From the standpoint of the critics in 1986, the film is too cliche and relies too heavily on tropes weaved together with bad dialogue. But these are the same assholes that loved Avatar.

No, Cobra is not a critically-acclaimed motion picture. But it made a shit ton of money at the box office and really, should have had a sequel or five. Just because critics don’t like something, doesn’t mean that there isn’t something for the world to sink its teeth into. Besides, the critics hated a lot of things that became classics and then they later backtracked and tried to act like they were now accepting of many of those films. Granted, they’ll probably never like Cobra, its balls are too huge and covered in thick masculine hair.

Cobra is just a manly fucking film. It is the epitome of violent 80s action movies. It does just about everything right, if senseless violence and bad asses triumphing over psychos is your thing. It is my thing.
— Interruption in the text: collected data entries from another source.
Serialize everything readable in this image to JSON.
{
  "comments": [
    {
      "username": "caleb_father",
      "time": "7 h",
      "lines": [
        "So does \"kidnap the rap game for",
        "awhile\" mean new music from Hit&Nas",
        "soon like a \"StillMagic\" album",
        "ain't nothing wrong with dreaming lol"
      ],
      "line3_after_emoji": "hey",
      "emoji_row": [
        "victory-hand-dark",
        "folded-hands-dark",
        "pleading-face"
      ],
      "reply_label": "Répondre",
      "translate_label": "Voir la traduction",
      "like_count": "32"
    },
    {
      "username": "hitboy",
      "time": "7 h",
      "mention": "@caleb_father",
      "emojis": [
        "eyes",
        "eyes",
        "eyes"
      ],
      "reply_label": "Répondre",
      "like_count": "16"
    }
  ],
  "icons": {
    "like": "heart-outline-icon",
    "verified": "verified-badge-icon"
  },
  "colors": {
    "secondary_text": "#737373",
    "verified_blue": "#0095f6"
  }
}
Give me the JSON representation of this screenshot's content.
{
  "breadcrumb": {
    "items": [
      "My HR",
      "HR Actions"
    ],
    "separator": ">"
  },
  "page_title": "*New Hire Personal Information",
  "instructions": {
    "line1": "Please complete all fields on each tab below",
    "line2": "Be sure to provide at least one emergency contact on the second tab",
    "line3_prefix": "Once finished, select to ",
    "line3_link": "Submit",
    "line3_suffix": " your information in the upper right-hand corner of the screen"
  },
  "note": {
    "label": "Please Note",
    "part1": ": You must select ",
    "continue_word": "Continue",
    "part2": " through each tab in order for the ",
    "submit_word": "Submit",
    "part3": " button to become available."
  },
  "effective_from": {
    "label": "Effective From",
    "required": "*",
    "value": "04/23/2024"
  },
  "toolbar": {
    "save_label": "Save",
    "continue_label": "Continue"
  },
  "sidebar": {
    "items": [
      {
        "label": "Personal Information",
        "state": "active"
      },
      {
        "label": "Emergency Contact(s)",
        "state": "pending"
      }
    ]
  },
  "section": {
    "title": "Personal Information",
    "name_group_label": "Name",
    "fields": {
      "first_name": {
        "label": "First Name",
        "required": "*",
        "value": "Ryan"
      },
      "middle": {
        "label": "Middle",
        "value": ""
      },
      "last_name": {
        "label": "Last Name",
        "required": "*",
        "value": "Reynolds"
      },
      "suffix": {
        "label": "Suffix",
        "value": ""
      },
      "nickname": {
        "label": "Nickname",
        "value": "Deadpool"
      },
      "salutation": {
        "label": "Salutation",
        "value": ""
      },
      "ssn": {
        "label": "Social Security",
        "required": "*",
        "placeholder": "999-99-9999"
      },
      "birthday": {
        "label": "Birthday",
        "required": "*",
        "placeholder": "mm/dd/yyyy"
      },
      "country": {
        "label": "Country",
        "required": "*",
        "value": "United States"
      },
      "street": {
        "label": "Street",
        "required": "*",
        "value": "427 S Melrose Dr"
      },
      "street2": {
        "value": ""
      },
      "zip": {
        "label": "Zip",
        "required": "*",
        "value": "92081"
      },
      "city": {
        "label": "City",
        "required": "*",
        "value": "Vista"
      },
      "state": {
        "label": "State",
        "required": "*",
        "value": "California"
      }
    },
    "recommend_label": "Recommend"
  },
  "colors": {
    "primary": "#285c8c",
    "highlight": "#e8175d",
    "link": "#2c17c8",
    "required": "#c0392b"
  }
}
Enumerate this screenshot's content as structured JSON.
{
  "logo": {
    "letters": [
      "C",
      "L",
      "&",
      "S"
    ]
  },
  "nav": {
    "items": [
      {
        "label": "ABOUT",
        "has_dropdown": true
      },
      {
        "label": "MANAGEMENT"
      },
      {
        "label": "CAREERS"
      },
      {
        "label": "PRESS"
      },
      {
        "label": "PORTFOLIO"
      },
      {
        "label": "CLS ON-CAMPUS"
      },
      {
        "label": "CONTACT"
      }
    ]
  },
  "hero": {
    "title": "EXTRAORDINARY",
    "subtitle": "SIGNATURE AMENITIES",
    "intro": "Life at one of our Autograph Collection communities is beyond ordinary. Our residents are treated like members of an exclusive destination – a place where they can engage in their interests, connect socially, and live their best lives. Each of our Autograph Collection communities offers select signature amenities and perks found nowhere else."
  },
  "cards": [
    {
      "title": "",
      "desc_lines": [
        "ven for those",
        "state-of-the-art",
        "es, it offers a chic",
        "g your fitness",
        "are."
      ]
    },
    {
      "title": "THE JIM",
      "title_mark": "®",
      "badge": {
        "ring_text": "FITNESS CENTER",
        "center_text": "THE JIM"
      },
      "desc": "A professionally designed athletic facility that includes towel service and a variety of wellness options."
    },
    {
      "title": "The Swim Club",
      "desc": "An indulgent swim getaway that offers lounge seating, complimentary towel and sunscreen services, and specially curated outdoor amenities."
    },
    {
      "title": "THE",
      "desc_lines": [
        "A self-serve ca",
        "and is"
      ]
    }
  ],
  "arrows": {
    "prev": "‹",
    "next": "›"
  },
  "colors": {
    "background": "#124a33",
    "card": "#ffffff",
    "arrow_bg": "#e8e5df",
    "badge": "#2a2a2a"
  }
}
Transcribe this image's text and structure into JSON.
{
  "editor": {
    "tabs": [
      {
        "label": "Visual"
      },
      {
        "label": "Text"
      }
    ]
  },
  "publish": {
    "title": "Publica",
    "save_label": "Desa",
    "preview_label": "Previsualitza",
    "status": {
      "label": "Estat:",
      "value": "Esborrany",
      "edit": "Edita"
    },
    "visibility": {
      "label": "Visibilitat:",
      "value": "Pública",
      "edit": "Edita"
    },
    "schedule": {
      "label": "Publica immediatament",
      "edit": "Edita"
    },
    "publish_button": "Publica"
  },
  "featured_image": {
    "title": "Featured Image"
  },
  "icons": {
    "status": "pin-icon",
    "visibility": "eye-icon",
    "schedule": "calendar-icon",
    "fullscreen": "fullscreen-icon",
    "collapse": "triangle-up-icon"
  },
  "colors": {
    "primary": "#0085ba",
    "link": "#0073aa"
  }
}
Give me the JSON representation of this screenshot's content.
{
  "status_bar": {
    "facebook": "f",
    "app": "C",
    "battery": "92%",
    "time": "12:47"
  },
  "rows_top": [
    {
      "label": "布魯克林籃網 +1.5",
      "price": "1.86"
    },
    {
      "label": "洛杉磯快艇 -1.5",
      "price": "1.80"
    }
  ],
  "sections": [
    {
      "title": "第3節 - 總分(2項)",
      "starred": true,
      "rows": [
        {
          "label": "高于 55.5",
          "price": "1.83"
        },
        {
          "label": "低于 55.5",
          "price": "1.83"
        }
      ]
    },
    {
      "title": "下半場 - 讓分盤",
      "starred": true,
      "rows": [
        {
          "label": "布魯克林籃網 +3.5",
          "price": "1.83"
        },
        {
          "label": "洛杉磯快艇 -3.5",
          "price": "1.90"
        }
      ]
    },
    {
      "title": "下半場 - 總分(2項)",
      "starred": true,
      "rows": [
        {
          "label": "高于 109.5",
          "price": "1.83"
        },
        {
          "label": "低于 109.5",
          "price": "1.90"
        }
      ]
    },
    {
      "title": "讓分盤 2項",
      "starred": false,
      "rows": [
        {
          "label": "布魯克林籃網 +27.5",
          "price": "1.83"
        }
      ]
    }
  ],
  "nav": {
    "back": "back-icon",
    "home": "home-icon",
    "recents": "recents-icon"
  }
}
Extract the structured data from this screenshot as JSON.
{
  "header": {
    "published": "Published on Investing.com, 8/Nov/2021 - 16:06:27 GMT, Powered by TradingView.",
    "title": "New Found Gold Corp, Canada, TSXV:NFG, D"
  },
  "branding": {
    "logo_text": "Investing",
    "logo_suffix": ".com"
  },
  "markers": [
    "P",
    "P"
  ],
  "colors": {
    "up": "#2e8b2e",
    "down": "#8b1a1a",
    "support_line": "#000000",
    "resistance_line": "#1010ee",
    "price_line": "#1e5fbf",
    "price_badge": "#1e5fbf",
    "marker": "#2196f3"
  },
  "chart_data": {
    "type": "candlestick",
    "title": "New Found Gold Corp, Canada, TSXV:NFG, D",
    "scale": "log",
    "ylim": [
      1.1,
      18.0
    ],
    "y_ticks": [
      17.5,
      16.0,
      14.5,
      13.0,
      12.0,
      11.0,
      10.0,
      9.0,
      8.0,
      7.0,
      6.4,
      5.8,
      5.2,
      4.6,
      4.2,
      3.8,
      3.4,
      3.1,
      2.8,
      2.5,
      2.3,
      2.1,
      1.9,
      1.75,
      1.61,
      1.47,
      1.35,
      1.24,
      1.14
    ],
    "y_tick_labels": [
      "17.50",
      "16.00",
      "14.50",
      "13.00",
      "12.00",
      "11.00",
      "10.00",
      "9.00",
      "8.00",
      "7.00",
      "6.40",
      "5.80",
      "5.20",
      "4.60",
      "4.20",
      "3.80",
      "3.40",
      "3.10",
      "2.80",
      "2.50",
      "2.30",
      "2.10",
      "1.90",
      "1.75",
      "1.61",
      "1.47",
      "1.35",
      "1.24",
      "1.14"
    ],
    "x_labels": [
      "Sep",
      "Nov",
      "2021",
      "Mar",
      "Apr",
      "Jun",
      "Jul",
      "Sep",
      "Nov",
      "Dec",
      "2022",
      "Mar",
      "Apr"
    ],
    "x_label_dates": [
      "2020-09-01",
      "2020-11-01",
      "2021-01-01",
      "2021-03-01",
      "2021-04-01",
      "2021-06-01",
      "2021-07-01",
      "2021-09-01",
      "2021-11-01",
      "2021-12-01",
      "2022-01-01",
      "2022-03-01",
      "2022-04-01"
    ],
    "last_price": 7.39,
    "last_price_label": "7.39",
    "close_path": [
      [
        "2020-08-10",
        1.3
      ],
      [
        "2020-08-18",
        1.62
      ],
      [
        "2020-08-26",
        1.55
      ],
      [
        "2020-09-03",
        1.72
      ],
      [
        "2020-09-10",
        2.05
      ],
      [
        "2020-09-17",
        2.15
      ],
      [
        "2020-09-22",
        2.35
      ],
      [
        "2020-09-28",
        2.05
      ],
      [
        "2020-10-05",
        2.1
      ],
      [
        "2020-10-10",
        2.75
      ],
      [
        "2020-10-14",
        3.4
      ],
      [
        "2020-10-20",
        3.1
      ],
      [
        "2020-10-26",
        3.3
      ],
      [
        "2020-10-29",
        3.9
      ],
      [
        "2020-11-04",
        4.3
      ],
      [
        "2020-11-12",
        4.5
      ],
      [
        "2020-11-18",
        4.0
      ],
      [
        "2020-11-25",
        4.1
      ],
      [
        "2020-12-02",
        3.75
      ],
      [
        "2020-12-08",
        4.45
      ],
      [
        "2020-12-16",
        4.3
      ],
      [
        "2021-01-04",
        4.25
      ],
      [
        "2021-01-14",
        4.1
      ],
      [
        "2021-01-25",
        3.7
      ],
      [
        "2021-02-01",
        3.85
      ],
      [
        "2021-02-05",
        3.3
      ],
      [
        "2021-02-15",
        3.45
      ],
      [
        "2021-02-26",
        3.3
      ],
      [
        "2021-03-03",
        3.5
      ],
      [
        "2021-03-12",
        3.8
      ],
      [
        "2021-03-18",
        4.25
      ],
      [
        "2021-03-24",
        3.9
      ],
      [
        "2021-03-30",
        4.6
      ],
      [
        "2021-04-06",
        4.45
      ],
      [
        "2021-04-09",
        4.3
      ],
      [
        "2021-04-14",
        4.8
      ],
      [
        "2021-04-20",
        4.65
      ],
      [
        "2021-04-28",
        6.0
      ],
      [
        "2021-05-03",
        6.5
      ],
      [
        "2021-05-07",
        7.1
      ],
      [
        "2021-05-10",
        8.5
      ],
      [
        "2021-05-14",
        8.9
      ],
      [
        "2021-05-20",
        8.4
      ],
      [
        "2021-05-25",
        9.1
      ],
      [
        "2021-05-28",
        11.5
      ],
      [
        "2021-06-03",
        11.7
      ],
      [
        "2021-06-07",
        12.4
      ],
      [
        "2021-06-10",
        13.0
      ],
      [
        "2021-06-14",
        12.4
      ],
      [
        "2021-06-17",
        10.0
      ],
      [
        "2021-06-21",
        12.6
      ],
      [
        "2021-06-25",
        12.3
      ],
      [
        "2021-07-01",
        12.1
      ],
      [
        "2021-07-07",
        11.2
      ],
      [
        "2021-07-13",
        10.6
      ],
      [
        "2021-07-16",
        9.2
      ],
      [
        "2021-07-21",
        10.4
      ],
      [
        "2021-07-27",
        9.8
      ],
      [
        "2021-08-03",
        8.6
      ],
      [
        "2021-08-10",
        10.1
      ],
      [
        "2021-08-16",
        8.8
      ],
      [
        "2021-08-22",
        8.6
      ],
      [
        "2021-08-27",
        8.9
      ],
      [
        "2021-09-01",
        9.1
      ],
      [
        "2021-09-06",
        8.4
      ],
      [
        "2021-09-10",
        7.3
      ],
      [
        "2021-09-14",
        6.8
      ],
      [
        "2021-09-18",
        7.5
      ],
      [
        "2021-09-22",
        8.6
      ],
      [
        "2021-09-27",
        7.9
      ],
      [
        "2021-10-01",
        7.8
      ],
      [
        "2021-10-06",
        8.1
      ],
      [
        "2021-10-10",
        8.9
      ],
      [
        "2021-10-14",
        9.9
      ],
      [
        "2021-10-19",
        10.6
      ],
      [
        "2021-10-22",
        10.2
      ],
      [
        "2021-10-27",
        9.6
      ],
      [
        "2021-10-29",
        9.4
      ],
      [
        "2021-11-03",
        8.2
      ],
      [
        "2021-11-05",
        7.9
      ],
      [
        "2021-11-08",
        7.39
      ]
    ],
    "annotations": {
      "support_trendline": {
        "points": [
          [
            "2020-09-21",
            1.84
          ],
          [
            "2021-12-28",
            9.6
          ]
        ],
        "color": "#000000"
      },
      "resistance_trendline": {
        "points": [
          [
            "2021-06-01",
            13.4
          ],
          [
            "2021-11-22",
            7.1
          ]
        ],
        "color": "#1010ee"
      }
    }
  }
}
Stallone was great as Cobra, even though he was one-dimensional and not that interesting or dynamic. He was Stallone playing Stallone but with extra octane. Brigitte Nielsen was passable as the girl he is protecting from the psycho. Speaking of which, Brian Thompson was perfect as the serial killer, the Night Slasher. And to be honest, as a kid, I was never afraid of Freddy or Jason. But I was scared shitless of the Night Slasher.

This movie is dark; it plays more like a horror film in some scenes. It is that darkness, however, that makes this movie really cool. Yeah, it really frightened me when I was a young kid, who probably shouldn’t have been able to rent this, but that is what I loved about it. And even though it is a mid-80s testosterone-laced action picture, it holds up really well.

This came out when overusing tropes was frowned upon by serious filmgoers. If this came out today, it would probably be applauded as a great homage to that old action style. I mean, the critics would still probably hate it but there’d be a lot more people accepting of it. And I think that is due to the fact that films like this don’t really exist anymore.

Cobra is just a seriously bad ass movie. Its not a great movie, from an artistic standpoint, but it is great at giving the men of my generation something to pump their fists to.